Sei i palermitani arrestati nel corso dell’operazione “Letium 2”, seguito del blitz del 2009 durante cui vennero a galla pure i luoghi d’incontro degli spacciatori. Tra questi, il ristorante “Letiom” di piazza Don Bosco, di cui era socio Sergio Leta, noto istruttore sportivo palermitano di 35 anni che fu colto in flagranza di reato e ai tempi arrestato. Nel secondo filone dell’indagine a finire in manette sono: Antonino Palazzotto, 44 anni, Salvatore Inzerra, 45 anni, Agata Fragali, 61 anni, Antonino Sala, 28 anni; Rosa Fragale, 52 anni e Francesco Purì. Vincenzo Di Guida, 41 anni, appartiene invece alla banda che faceva capo alla fonte di approvvigionamento napoletana, insieme a Luigi Ronga, 33 anni. Josè Ramon Castro Pena, 42 anni, spagnolo, era d’altro canto, uno dei referenti per i canali stranieri della droga da importare, processo durante il quale veniva coinvolta anche la città di Bologna, città di cui è originario Raul Tassinari, 37 anni, pure lui finito in arresto nel corso del blitz.

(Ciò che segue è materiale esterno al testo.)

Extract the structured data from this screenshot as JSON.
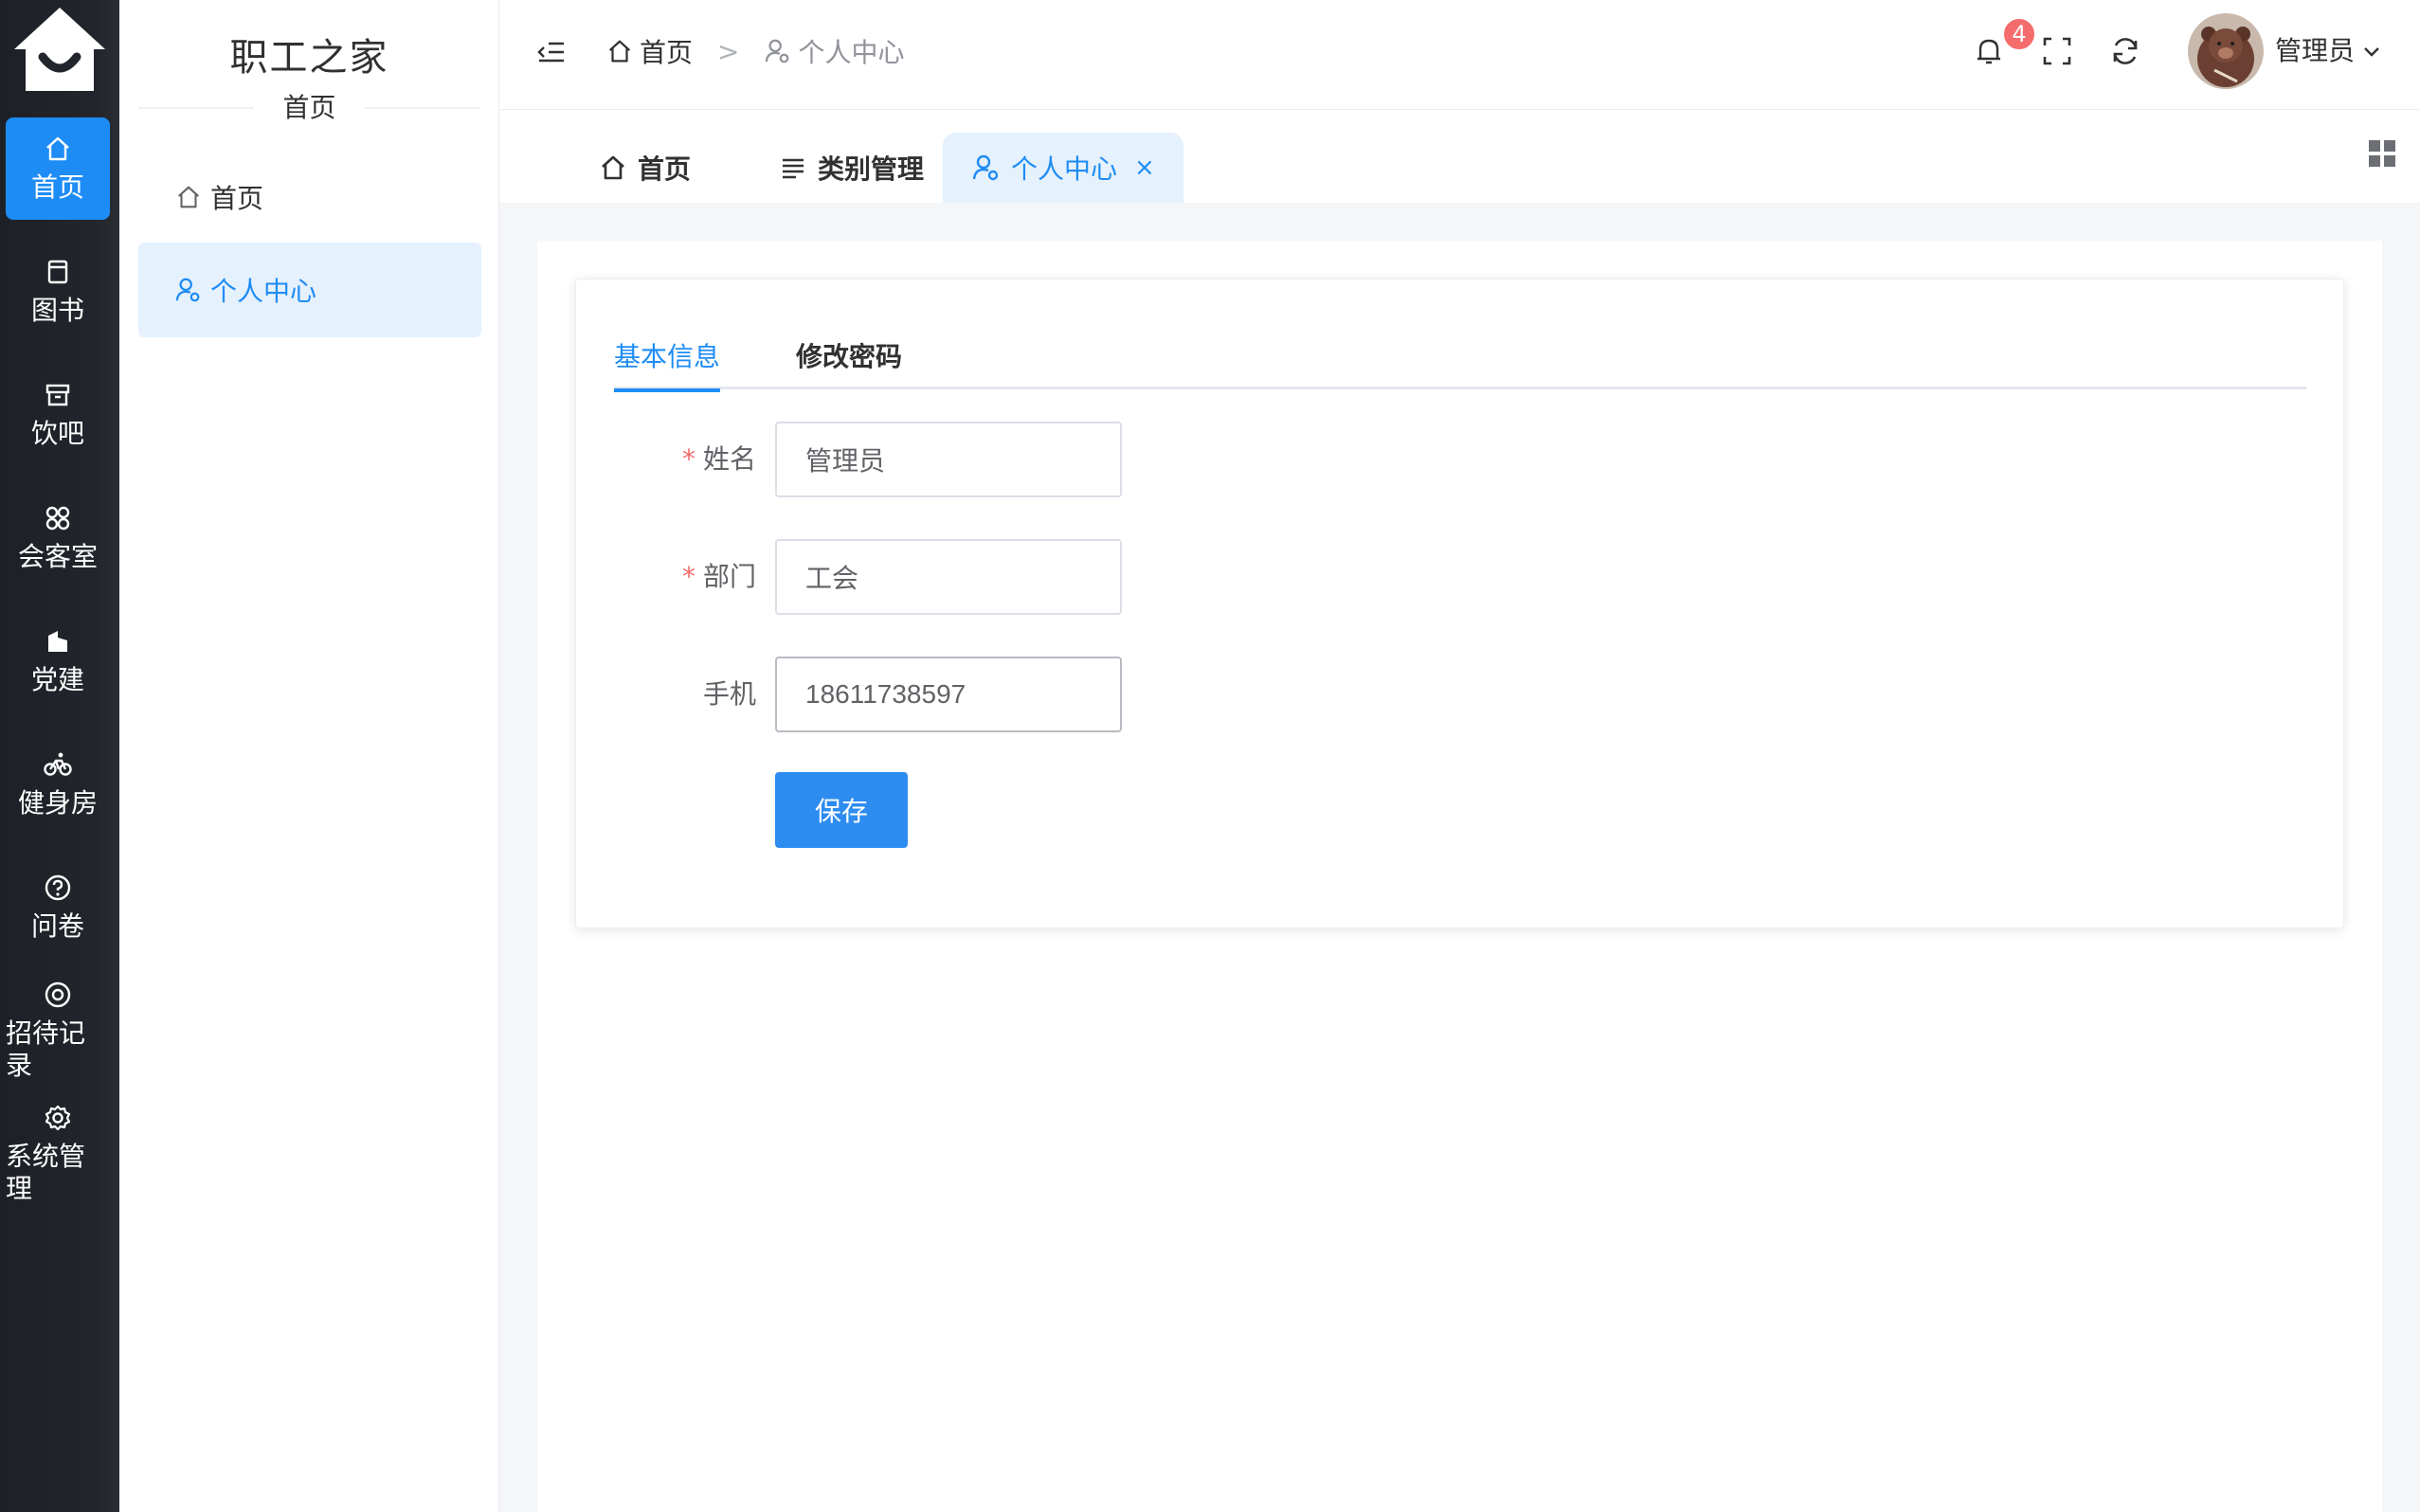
{
  "rail": {
    "items": [
      {
        "label": "首页"
      },
      {
        "label": "图书"
      },
      {
        "label": "饮吧"
      },
      {
        "label": "会客室"
      },
      {
        "label": "党建"
      },
      {
        "label": "健身房"
      },
      {
        "label": "问卷"
      },
      {
        "label": "招待记录"
      },
      {
        "label": "系统管理"
      }
    ]
  },
  "sidebar": {
    "title": "职工之家",
    "subtitle": "首页",
    "items": [
      {
        "label": "首页"
      },
      {
        "label": "个人中心"
      }
    ]
  },
  "header": {
    "breadcrumb": [
      "首页",
      ">",
      "个人中心"
    ],
    "notification_count": "4",
    "user_name": "管理员"
  },
  "tabs": [
    {
      "label": "首页"
    },
    {
      "label": "类别管理"
    },
    {
      "label": "个人中心",
      "close": "×"
    }
  ],
  "profile": {
    "tabs": [
      "基本信息",
      "修改密码"
    ],
    "fields": [
      {
        "label": "姓名",
        "required_mark": "*",
        "value": "管理员"
      },
      {
        "label": "部门",
        "required_mark": "*",
        "value": "工会"
      },
      {
        "label": "手机",
        "value": "18611738597"
      }
    ],
    "save_label": "保存"
  },
  "colors": {
    "primary": "#1e8cf5",
    "rail_bg": "#22262c",
    "active_bg": "#e5f1fd",
    "badge": "#f56c6c"
  }
}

Operazione che nasce quindi dai movimenti di Leta, che tre anni fa comincia a ricevere telefonate – al ristorante ma anche sul proprio cellulare – da parte i clienti della Palermo bene che richiedono la droga. E così, “un tavolo da cinque” indicava una determinata quantità di cocaina, così come gli altri tipi di ordinazioni rigorosamente in codice. Ed è proprio attraverso i suoi contatti che vengono a galla i nomi di Inzerra e di due corrieri stranieri, tra cui lo spagnolo Castro Pena. Inzerra risulta subito un “veterano” nel traffico della droga: una vecchia conoscenza delle forze dell’ordine, coinvolto a giugno, nell’operazione “Monterrey”. In quel caso Inzerra collaborò all’importazione del “forno della droga” che custodiva cinque quintali di cocaina provenienti dal Messico. E Inzerra è lo stesso che gli inquirenti definiscono come uno dei principali referenti della droga legato alla famiglia mafiosa di Brancaccio. Più di centoquindici, invece, i chili sequestrati, tra hashish e cocaina.